No answer at the front desk, so I left a message to call me back. They tried, but could not get through. I called them again, but I couldn’t get through. Eventually, I got through using a different number — and they got back to me using sheer persistence.

With utmost reluctance and trepidation, I realized I was going to have to call Charter. Again. I had no way to know how many calls I had missed. I couldn’t continue to ignore the problem.

Serendipity header -2-AtteanView_051

The call went surprisingly well. I got through to an agent in record time … a couple of minutes, even including my usual hostility fueled interface with the robotic telephone interference system. I got a fellow who found my account and quickly ascertained that the phone was not holding the signal after connection. He said there was no point in trying to fix it remotely. He would have to send an actual human technician to see what’s wrong. Holy expletive, Batman! He also said he’d put a note in the record so the tech would know to come even if I didn’t answer the call, being as I wasn’t consistently able to receive calls.

Two hours later, the phone rang. I could see it was Charter Communications, but surprise! Only silence from the other end. I took courage in hand and called them back. After getting a person — navigating the robot was a little more difficult this time — I got a young lady. I explained they had called me and I needed to know why. Eventually, she ascertained that it must have something to do with my appointment with the technician for the day after tomorrow.

I said, yes, indeed. Our phone was only intermittently able to receive calls, which is why we needed the technician. She explained that the technician’s have to call to confirm the appointment, or they won’t come. I took a deep breath and pointed out that the guy who is coming is the telephone technician whose job it is to fix broken phone service. And that there should be notes to that effect in my file.

She averred that this was true. She said she would try to make sure that the technician — THE TELEPHONE REPAIR TECHNICIAN — understood that OUR PHONE ISN’T WORKING PROPERLY and he could not rely on getting telephone call through to us.

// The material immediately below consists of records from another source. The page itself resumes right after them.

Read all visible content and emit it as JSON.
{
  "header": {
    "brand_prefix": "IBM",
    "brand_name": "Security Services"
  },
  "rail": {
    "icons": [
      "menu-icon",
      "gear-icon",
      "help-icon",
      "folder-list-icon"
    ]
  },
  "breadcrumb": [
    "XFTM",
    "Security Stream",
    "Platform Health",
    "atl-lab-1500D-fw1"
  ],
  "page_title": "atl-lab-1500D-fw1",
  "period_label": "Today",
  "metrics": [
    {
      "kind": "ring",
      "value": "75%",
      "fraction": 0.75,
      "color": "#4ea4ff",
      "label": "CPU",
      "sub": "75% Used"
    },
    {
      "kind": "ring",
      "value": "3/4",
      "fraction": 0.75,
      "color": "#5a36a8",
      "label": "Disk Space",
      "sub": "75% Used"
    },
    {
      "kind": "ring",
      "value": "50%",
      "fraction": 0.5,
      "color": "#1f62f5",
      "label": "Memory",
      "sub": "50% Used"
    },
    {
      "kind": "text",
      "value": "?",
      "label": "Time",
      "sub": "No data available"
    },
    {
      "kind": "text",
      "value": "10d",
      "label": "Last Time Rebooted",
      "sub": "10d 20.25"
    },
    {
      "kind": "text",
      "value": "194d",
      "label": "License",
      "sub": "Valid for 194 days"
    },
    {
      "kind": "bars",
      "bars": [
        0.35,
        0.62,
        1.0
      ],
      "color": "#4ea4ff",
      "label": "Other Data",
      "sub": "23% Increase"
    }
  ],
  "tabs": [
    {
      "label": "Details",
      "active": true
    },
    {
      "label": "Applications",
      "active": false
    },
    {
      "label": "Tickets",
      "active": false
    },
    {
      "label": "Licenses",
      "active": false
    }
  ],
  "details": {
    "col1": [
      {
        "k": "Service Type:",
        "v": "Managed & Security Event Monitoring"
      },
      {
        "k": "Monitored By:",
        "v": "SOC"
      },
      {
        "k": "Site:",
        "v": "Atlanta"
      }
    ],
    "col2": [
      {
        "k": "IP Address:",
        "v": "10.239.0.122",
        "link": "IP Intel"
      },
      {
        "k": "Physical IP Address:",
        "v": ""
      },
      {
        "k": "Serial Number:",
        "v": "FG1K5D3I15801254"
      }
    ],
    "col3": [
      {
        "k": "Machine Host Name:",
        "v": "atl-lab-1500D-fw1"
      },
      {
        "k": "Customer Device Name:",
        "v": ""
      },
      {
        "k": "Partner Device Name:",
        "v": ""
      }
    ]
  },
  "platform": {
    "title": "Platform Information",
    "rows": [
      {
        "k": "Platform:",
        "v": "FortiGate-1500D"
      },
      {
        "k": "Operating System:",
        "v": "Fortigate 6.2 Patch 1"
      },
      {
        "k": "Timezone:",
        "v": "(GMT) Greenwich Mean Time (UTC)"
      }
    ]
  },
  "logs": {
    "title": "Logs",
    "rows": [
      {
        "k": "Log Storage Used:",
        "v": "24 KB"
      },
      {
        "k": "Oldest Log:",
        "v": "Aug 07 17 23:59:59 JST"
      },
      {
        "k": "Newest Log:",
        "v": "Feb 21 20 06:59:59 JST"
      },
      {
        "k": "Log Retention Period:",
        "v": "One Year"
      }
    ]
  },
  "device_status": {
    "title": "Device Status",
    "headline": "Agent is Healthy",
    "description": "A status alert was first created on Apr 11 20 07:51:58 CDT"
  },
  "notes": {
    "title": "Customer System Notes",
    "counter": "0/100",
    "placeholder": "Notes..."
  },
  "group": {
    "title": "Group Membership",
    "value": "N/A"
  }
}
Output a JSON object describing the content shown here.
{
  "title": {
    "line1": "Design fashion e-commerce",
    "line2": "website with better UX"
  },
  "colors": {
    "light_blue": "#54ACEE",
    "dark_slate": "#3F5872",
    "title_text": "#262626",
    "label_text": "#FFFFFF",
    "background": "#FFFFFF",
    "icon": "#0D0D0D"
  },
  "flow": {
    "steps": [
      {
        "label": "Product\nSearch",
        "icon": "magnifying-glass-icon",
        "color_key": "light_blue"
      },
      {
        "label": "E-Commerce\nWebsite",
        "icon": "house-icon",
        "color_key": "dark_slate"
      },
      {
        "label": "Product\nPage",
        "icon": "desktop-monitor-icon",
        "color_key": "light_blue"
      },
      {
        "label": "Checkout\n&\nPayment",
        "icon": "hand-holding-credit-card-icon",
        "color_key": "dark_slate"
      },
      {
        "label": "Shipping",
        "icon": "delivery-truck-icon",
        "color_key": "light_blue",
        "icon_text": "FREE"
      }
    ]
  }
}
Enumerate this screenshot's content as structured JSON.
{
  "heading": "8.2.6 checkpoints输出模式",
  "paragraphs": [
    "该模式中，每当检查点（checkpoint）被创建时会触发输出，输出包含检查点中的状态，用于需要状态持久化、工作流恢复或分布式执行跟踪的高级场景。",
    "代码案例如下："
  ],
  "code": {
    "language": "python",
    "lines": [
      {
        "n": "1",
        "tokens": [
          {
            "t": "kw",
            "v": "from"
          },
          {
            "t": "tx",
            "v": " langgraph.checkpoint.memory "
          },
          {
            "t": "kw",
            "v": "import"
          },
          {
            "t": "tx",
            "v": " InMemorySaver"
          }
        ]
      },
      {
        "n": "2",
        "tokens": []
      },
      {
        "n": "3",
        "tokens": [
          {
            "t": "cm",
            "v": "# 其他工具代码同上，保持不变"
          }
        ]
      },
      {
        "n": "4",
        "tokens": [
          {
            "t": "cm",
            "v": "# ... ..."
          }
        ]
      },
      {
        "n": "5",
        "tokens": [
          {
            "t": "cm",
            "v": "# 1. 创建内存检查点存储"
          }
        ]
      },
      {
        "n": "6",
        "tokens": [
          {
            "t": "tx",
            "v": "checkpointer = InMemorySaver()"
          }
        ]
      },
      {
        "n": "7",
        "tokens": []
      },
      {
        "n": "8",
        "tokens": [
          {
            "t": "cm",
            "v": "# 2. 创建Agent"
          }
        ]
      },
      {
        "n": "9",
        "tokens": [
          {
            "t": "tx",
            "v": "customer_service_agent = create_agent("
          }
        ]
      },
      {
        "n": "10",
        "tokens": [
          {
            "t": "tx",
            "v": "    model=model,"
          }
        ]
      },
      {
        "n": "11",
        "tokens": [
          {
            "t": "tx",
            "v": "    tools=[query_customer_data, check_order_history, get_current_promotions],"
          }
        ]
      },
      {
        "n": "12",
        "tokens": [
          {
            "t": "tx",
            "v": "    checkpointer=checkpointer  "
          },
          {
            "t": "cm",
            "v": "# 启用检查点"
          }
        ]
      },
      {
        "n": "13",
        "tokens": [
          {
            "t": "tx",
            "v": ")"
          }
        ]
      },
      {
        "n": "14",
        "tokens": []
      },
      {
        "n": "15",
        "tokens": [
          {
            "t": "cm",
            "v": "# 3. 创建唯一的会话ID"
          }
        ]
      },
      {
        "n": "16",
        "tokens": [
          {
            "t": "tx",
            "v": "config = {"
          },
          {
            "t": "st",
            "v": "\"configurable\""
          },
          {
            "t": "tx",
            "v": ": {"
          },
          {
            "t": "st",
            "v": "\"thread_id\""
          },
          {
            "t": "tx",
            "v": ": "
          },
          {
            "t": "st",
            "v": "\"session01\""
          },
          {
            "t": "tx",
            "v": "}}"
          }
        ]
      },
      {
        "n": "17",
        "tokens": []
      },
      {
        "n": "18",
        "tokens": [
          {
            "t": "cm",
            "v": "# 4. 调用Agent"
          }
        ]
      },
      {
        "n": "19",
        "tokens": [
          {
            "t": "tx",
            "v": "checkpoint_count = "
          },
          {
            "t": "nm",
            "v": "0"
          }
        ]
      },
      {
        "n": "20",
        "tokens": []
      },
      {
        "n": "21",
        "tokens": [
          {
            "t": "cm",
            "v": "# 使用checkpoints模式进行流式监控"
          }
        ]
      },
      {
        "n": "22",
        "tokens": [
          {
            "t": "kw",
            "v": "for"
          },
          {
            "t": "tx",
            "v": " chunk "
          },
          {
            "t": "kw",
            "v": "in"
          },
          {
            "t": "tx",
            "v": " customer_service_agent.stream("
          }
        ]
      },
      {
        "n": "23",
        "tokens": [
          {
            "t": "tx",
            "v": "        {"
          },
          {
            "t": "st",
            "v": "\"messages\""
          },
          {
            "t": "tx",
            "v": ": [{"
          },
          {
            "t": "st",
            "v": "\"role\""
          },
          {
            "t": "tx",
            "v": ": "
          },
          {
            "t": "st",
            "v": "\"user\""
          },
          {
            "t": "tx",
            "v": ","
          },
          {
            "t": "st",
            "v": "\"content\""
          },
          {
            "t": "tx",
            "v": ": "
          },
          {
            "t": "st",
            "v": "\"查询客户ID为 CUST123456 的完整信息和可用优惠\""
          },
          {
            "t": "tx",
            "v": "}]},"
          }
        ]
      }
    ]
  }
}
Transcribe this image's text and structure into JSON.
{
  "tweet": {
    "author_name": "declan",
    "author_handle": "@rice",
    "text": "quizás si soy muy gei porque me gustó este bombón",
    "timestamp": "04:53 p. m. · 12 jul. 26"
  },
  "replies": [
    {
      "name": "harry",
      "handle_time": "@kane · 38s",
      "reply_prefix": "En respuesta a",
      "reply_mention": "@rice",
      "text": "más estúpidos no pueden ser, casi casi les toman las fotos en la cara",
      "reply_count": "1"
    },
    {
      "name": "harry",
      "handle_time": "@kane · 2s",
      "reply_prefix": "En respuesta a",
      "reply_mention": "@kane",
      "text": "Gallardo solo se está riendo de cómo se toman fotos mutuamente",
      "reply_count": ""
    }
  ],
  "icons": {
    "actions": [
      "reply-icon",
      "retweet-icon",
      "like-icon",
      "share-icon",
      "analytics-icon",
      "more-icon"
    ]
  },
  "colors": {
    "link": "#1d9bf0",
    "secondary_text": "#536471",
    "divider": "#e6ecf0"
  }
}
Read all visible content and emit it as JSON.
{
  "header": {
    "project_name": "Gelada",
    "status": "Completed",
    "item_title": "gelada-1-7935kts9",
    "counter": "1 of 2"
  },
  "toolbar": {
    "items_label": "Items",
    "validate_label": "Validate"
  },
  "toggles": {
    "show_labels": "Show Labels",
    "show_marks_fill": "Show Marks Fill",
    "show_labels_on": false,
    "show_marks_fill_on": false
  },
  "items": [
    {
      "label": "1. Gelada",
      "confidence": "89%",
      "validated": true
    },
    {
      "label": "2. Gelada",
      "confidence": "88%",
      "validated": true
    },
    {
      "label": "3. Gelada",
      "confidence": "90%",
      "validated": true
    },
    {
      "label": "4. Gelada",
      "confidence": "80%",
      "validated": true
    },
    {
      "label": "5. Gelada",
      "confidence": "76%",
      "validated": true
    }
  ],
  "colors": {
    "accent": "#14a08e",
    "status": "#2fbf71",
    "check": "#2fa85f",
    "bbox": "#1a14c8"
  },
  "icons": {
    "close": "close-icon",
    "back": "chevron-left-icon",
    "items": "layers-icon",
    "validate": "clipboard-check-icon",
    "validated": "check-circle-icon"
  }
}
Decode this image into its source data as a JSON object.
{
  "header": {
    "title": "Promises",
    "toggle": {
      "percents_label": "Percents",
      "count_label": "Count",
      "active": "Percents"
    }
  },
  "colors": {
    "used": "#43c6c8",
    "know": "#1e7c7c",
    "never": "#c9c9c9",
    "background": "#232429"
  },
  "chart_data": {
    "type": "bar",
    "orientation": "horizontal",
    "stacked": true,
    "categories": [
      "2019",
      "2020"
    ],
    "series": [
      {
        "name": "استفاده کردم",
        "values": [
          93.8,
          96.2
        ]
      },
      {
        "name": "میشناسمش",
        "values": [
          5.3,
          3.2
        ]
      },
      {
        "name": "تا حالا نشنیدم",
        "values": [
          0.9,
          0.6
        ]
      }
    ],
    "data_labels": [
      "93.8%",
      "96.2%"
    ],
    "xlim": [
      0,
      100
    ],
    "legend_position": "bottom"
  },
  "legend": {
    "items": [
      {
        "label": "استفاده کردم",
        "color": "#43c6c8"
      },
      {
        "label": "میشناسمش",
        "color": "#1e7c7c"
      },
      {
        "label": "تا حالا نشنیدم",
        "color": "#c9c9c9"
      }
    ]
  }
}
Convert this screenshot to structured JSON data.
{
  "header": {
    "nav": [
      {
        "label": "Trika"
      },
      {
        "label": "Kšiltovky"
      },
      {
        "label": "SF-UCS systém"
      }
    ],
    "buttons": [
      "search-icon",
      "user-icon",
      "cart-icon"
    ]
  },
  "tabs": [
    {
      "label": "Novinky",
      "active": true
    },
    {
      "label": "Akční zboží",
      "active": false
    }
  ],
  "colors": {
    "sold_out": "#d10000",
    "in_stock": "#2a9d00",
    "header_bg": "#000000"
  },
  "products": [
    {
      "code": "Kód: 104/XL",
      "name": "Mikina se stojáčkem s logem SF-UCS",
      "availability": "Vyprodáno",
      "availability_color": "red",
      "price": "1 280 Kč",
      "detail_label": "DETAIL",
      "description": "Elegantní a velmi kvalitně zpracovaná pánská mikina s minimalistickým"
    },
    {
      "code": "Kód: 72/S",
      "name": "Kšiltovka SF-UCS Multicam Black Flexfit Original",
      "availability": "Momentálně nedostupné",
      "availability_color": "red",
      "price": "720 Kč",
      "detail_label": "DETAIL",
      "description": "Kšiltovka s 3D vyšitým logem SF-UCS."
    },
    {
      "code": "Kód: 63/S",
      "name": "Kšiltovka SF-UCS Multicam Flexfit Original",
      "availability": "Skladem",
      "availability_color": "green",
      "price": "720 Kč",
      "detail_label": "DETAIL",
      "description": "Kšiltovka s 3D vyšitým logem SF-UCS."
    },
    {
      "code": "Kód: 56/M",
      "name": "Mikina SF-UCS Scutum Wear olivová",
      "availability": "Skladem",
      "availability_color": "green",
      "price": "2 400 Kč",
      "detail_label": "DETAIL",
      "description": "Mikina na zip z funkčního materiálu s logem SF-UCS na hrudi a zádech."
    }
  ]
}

“Do you have an alternate phone number?” she asked.

“Not really,” I replied.

“Because he will need to call you.”

“The phone is broken. He’s the phone technician. Don’t you think he should be able to put these two pieces of information together? Wouldn’t that suggest that calling me might not work out?”

“I suppose,” she said, tentatively. I could hear the doubt in her voice. She wasn’t entirely clear on how these separate pieces of information were related.

“Seriously, just tell him to come. Don’t call. Just show up. I promise, on my honor, we will be here. I cannot promise the phone will ring, or if it rings, that I will hear anything when I answer it. Because that’s the problem. That’s why he’s coming. That’s what he is supposed to fix.”


And that’s where we left it. Is it me? Am I expecting too much? Shouldn’t the guy coming to fix the phone be able to deduce that there’s a problem — some kind of malfunction — involving the telephone. Their telephone service. Ergo ipso, calling to confirm the appointment might not work out?

Are they putting something in the water? The air? Is this one of the effects of global climate change, the stupidization of humanity?

DO YOU REMEMBER?

WHAT TECHNOLOGY DO I MISS? I DON’T MISS TECHNOLOGY. I MISS CIVILIZATION.

Telephones on which both you and the party to whom you were speaking could hear each other.

Sound tracks on movies where dialogue was louder than background music.

72-Mobile and Regular Phones_07

Silence when you were out and not near a phone. Being out of touch was wonderful — the whole point of vacation.

People walking on the street without things stuck in their ears, paying attention to where they were walking. Saying “hi” and smiling when they passed by.

Conversations which were not constantly interrupted by tweets, dings, beeps, and ringing.

Good manners. “Please” and “thank you” being part of normal human intercourse.

The customer always being right. I’d settle for the customer occasionally being treated with respect.

Complete sentences with words spelled correctly and including punctuation.

Full-service gas stations where they cleaned your windshield.